Kabar duka menyelimuti keluarga besar Jaringan GUSDURian. Salah satu penggerak GUSDURian Lampung, Gatot Arifianto, meninggal dunia pada Sabtu (7/11/2020) jam 02.00 dini hari tadi. Dia menghembuskan napas terakhirnya di kediamannya di Blambangan Umpu, Way Kanan, Lampung.

Gatot adalah sosok yang dikenal konsisten berjuang di jalan kultural. Selain aktif sebagai Koordinator GUSDURian Lampung, ia juga pernah menjadi Ketua Pimpinan Cabang Gerakan Pemuda Ansor Nahdlatul Ulama Kabupaten Way Kanan.

Di setiap pertemuan nasional penggerak GUSDURian, Gatot selalu hadir dan berpartisipasi aktif di forum-forum GUSDURian. Sedangkan di NU, ia aktif melakukan pengkaderan untuk GP Ansor dan Banser Way Kanan.

"Mas Gatot adalah salah satu penggerak GUSDURian yang aktif di masyarakat dan selalu hadir dalam pertemuan-pertemuan Jaringan GUSDURian," ujar Rifa Mufidah, Sekretariat Nasional Jaringan GUSDURian.

Selain itu, sosok Gatot juga dikenal multitalenta. Di bidang kesehatan, ia merupakan pribadi yang giat berkeliling daerah untuk memberi pengobatan alternatif gratis bagi masyarakat melalui Aji Tapak Sesontengan.

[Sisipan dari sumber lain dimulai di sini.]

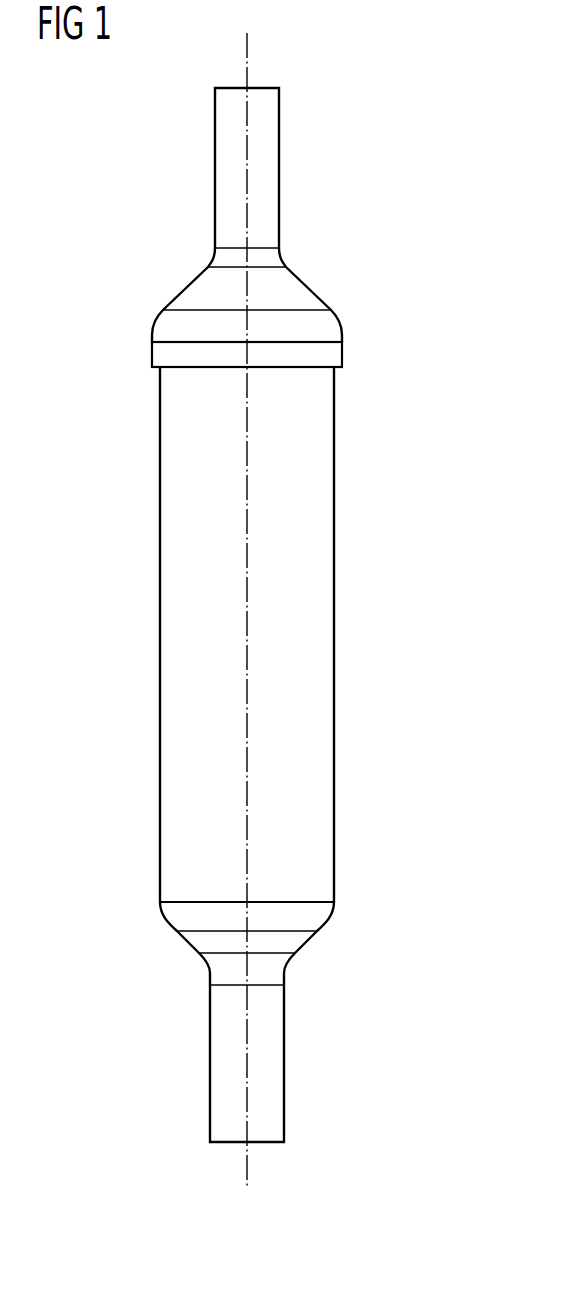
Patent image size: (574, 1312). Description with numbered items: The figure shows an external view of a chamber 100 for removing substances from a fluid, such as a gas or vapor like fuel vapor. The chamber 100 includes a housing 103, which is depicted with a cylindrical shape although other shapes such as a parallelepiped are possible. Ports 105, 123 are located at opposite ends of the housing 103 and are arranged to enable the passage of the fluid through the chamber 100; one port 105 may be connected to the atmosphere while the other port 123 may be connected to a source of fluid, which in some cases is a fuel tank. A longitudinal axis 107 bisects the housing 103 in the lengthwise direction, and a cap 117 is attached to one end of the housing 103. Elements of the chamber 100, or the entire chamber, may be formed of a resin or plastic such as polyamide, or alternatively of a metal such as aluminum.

The chamber 100 is at (460, 158).
The housing 103 is at (334, 540).
The port 105 is at (272, 88).
The longitudinal axis 107 is at (247, 437).
The cap 117 is at (313, 287).
The port 123 is at (277, 1142).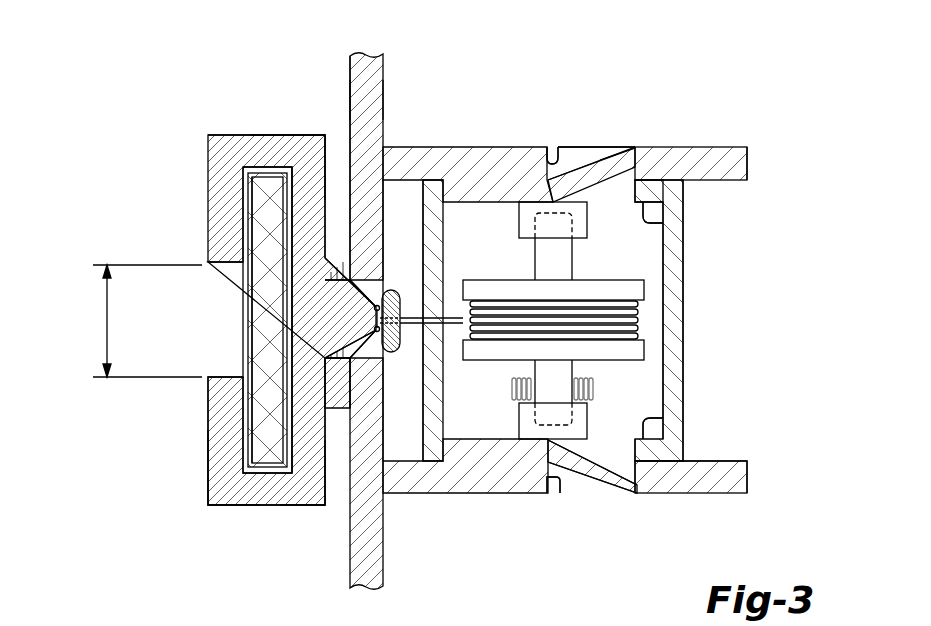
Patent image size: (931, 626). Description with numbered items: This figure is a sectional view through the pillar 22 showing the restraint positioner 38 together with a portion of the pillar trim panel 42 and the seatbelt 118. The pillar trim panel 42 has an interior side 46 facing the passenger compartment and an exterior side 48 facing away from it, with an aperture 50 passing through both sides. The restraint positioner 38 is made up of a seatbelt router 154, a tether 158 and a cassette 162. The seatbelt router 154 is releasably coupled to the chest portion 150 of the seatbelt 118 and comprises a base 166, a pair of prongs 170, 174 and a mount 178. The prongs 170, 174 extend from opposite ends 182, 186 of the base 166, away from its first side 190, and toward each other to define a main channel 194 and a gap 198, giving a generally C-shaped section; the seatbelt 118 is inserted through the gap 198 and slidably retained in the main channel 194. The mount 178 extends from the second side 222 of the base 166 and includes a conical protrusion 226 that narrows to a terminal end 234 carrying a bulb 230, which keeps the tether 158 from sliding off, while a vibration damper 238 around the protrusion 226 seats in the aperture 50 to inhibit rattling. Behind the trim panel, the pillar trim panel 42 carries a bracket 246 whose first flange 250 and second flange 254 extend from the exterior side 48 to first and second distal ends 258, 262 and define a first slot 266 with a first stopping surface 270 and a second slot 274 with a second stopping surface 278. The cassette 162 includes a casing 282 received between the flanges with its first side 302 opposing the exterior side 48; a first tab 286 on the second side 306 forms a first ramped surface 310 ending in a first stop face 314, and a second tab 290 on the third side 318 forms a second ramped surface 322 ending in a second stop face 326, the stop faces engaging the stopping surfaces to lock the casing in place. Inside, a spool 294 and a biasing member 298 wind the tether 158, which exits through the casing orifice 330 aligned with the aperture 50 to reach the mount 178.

The pillar 22 is at (349, 85).
The restraint positioner 38 is at (177, 518).
The pillar trim panel 42 is at (366, 53).
The interior side 46 is at (350, 89).
The exterior side 48 is at (383, 92).
The aperture 50 is at (344, 384).
The seatbelt 118 is at (267, 466).
The chest portion 150 is at (258, 308).
The seatbelt router 154 is at (209, 136).
The tether 158 is at (450, 330).
The cassette 162 is at (683, 246).
The base 166 is at (381, 538).
The prong 170 is at (208, 507).
The prong 174 is at (217, 173).
The mount 178 is at (345, 307).
The end 182 is at (318, 507).
The end 186 is at (318, 135).
The first side 190 is at (270, 430).
The main channel 194 is at (245, 222).
The gap 198 is at (106, 315).
The second side 222 is at (325, 155).
The protrusion 226 is at (345, 350).
The bulb 230 is at (392, 353).
The terminal end 234 is at (379, 305).
The vibration damper 238 is at (322, 385).
The bracket 246 is at (725, 148).
The first flange 250 is at (735, 147).
The second flange 254 is at (740, 493).
The first distal end 258 is at (747, 172).
The second distal end 262 is at (747, 478).
The first slot 266 is at (551, 150).
The first stopping surface 270 is at (641, 177).
The second slot 274 is at (550, 495).
The second stopping surface 278 is at (640, 468).
The casing 282 is at (688, 295).
The first tab 286 is at (609, 163).
The second tab 290 is at (597, 470).
The spool 294 is at (645, 350).
The biasing member 298 is at (600, 388).
The first side 302 is at (410, 440).
The second side 306 is at (661, 222).
The first ramped surface 310 is at (571, 160).
The first stop face 314 is at (628, 165).
The third side 318 is at (655, 420).
The second ramped surface 322 is at (575, 478).
The second stop face 326 is at (637, 485).
The casing orifice 330 is at (430, 305).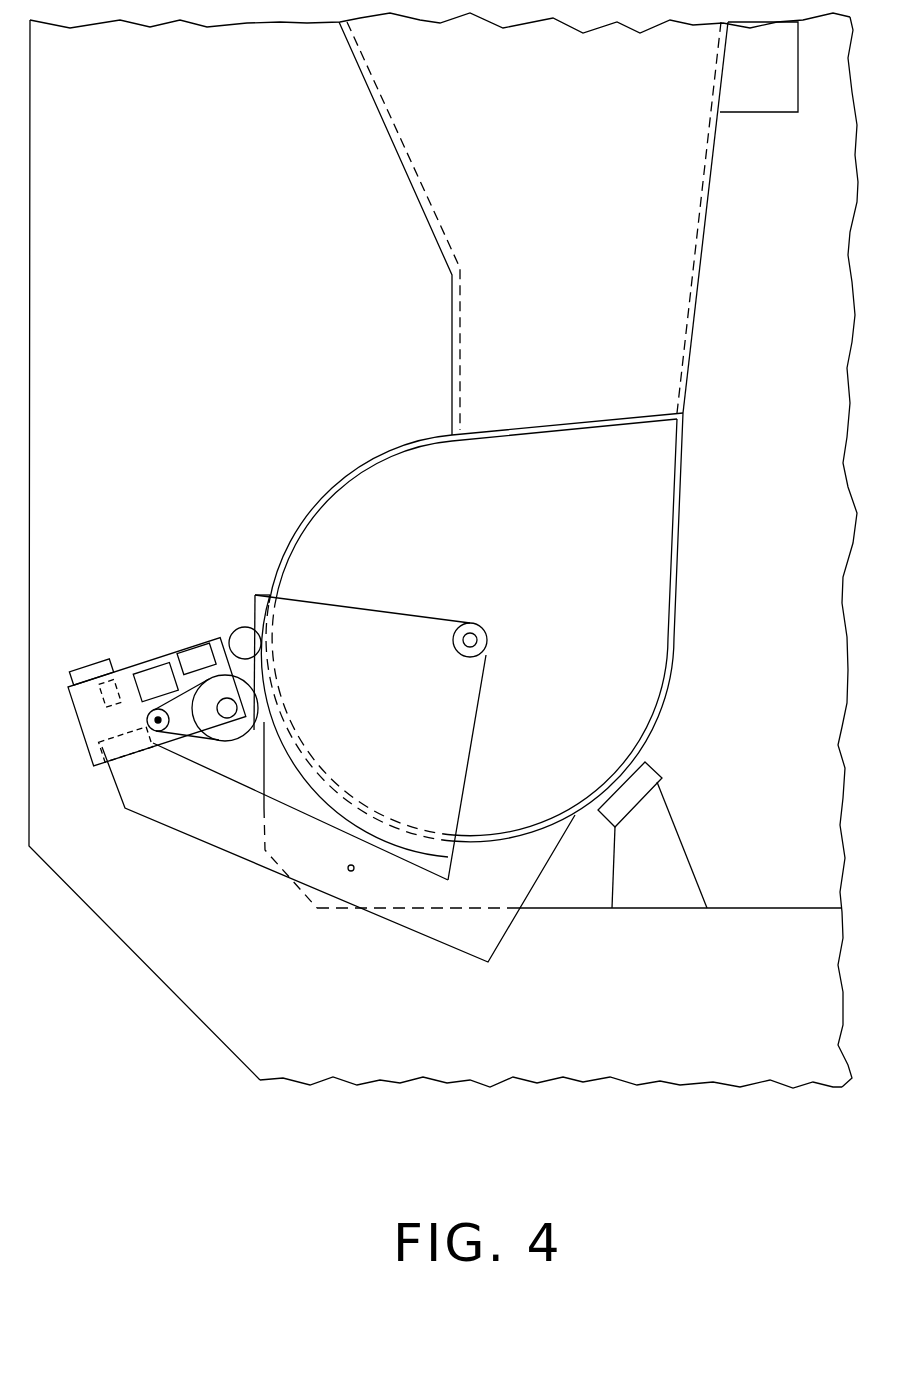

Sedangkan di bidang literasi, Gatot sering menulis sajak dan liputan jurnalistik. Ia tercatat pernah menjadi jurnalis di LKBN Antara, kontributor teraslampung.com, kontributor NU Online, dan anggota Aliansi Jurnalis Independen (AJI) Bandarlampung.

"Dia sosok yang bukan hanya teori saja. Mas Gatot sudah aksi terlebih dahulu dalam berkhidmah. Banyak sekali ide-ide cemerlang yang muncul darinya. Dia sangat aktif," kata Wakil Ketua PWNU Lampung Juwendra Asdiansyah, sebagaimana dikutip dari NU Online.

Di kalangan NU dan kerabatnya, ia adalah sosok yang ringan tangan dan dermawan. Ia sering mengajak kader NU menggelar bakti sosial, merancang program yang hasilnya disalurkan untuk anak-anak yatim piatu dan sekolah, juga bersedekah Al-Quran dan berderma pohon.

Gatot berpulang ke Rahmatullah pada usia 41 tahun setelah berjuang melawan penyakit diabetesnya selama beberapa tahun terakhir.